The combination treatment didn’t benefit everyone, however; 12 of the full group of 21 patients eventually saw their cancers progress. Follow-up also remains early, and using a PD-1 inhibitor after CAR-T therapy makes for lengthy and intensive treatment.
Memorial Sloan Kettering has licensed its mesothelin-directed CAR-Ts to Atara Biotherapeutics, a South San Francisco, California-based biotech.
The Baylor study, which was led by the center’s Meenakshi Hegde, tested a CAR-T targeted to HER2, a protein found across many different solid tumor types, most notably in breast cancer.
In this Phase 1 trial, which enrolled 10 patients with refractory or metastatic HER2 positive sarcomas, three complete responses were reported. One patient with rhabdomyosarcoma that had metastasized to the bone marrow went into a complete response for 12 months before relapsing. But reinfusion of the HER2 CAR-T therapy triggered another full response that remained ongoing at 17 months.
No patients in the study developed neurotoxicity, and only two experienced cytokine release syndrome greater than Grade 2.
Trial participants, however, received up to three infusions of CAR-T cells, and those who responded has as many as five more.
The reason for the intensive treatment, Navai explained, has to do with the persistence of CAR-T cells in the blood, which this and previous studies of HER2 CAR-T cells showed to be much more limited than what’s been seen with CAR-T therapies for leukemia and lymphoma.
Such an approach also serves to highlight how much more difficult treating solid tumors can be, particularly when part of CAR-T’s promise has been its potential as a one-time treatment.
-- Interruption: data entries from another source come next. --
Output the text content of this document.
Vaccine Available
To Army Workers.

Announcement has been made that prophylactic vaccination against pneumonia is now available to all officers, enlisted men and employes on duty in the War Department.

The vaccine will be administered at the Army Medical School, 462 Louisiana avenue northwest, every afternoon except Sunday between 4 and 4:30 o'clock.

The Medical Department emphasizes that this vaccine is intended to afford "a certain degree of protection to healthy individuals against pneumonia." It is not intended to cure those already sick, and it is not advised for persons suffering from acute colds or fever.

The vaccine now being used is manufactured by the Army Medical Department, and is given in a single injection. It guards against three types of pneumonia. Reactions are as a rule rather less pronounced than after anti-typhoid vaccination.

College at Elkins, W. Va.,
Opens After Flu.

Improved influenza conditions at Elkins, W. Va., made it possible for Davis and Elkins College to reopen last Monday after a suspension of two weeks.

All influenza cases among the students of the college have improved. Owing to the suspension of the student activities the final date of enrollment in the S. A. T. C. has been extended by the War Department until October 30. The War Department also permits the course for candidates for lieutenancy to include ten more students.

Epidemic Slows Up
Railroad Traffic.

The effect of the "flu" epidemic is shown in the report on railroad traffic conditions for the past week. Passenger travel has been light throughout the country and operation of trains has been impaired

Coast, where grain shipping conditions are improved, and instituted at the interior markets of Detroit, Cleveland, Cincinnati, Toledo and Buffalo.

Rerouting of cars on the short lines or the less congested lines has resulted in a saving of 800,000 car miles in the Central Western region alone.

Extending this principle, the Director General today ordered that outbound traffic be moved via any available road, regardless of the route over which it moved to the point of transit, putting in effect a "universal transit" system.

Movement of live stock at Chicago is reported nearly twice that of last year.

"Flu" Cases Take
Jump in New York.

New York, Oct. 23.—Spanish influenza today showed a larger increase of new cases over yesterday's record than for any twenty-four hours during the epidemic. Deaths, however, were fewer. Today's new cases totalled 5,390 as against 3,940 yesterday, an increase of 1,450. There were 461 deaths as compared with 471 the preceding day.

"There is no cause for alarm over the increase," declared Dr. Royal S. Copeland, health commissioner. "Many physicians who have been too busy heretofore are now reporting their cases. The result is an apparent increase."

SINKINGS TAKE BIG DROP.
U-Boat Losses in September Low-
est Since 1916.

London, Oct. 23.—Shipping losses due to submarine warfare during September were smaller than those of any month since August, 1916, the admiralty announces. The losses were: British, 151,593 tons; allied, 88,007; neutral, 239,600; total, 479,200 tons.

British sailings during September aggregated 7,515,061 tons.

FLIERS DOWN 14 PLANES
Several drugmakers, including GlaxoSmithKline, TCR2 Therapeutics and Ziopharm, have turned to CAR-T’s cousin — T cell receptor therapy — in hopes of solving the challenge of solid tumors.
Unlike CAR-T, TCRs tap into a natural signaling pathway and are capable of recognizing intracellular targets, rather than just those on the surface of a cancer cell.
There, too, however, work remains in early- to middle-stages, making cell therapy in solid tumors a field that’s only just emerging.